Using this scenario, the topics can be retrieved when the user is gone and an admin is able to log in as this user.

But that is also a security problem: the admin can do this any time:
  1. Admin gets to the password file and comments out the current user entry+password (and he will be able to restore it)
  2. He adds a new entry using his own password
  3. On the wiki he logs in as the user and reads the topics

This could be countered by not storing ENCRYPT_KEY in a topic but by asking the user to enter it and pass it (double encrypted) to the session cookie. This should only be asked to users who have CHANGE access, so viewers won't see the prompt. But without the key "on paper" the data will be lost if the user forgot the password or left the company.

Perhaps these 2 concepts cannot be reconciled. If so, it could be a plugin configuration.

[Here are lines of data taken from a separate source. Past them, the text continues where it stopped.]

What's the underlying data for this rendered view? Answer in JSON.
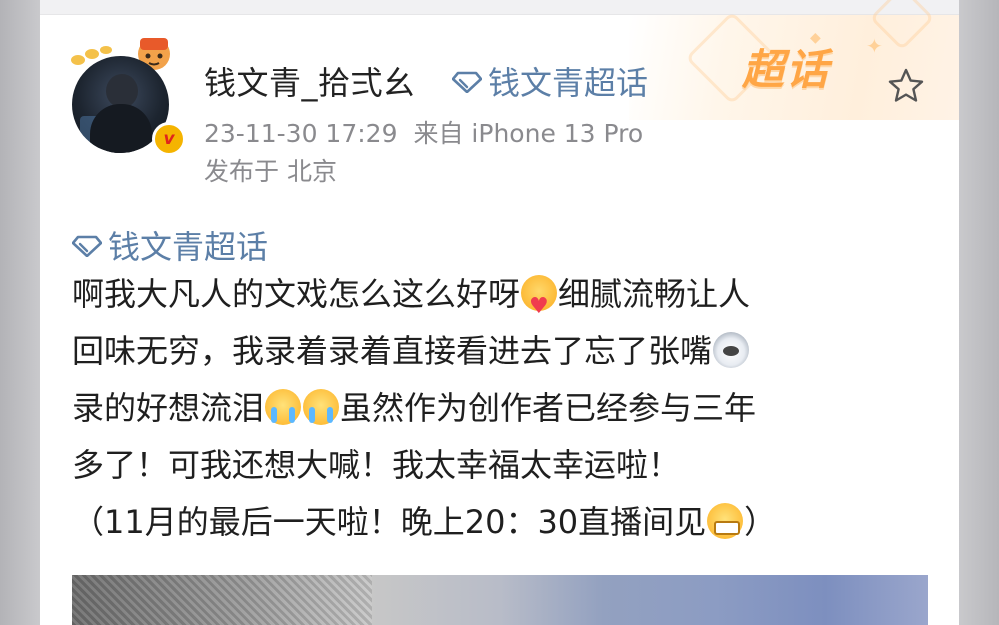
{
  "post": {
    "author": "钱文青_拾弍幺",
    "topic_link": "钱文青超话",
    "timestamp": "23-11-30 17:29",
    "source": "来自 iPhone 13 Pro",
    "location": "发布于 北京",
    "badge_letter": "v",
    "super_topic_logo": "超话",
    "body_topic": "钱文青超话",
    "lines": [
      [
        "啊我大凡人的文戏怎么这么好呀",
        "细腻流畅让人"
      ],
      [
        "回味无穷，我录着录着直接看进去了忘了张嘴",
        ""
      ],
      [
        "录的好想流泪",
        "",
        "虽然作为创作者已经参与三年"
      ],
      [
        "多了！可我还想大喊！我太幸福太幸运啦！"
      ],
      [
        "（11月的最后一天啦！晚上20：30直播间见",
        "）"
      ]
    ]
  },
  "icons": {
    "favorite": "star-outline-icon",
    "topic": "diamond-icon",
    "emojis": [
      "love-emoji",
      "husky-emoji",
      "crying-emoji",
      "crying-emoji",
      "grin-emoji"
    ]
  },
  "colors": {
    "topic_link": "#5c7fa7",
    "super_logo": "#ffa646",
    "meta_text": "#8a8a8e",
    "badge": "#f5b400"
  }
}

Possible library to use: CBC.

-- ArthurClemens - 25 May 2012

This is related to the more general problem of storing user secrets in a secure way on the server side, normally solved using the concept of a secured wallet that is unlocked by the user interacting with the system. Information stored inside the wallet is then used by the system on behalf of the user to perform a specific service,

  • like decipher a certain area of a topic, or
  • access a user's imap folders.

Let me broaden the range just a bit more. While it might not lend itself to EncryptDataInTopics itself, it still outlines the honey pot the fingers are in with this proposal.

Both of the described scenarios (encrypt topic data, access a personal imap folder) share in common that nobody else but the authenticated user and the system he uses should be able to perform this service. This also includes things like indexing the secured content to make it available to full-text searches performed by this user. Any further processing of secured services and content must of course guarantee that no information is disclosed to non-authorized people.

Computing a search index for secured content also means that the system needs access to that data in an unattended way while these operations happen offline, that is not part of the process where the user interacts with the site using a browser. As a consequence the system needs to use the users passwords to temporarily unlock secured content while processing the content (index the imap folders). So question remains how to store these passwords on the backends in a secure way without running in a similar disaster as Sony did.

Is there a way of implementing a secure online wallet? I haven't found anything for web applications yet. But maybe I haven't searched long enuf.

Note, that we normally never store any passwords but a hash value computed on the base of a password when the user authenticates on the site. Also, there are a lot of configurations where a user authenticates to a foswiki site using different means instead of authenticating using passwords.

-- MichaelDaum - 28 May 2012

Changing to ParkedProposal. No committed developer.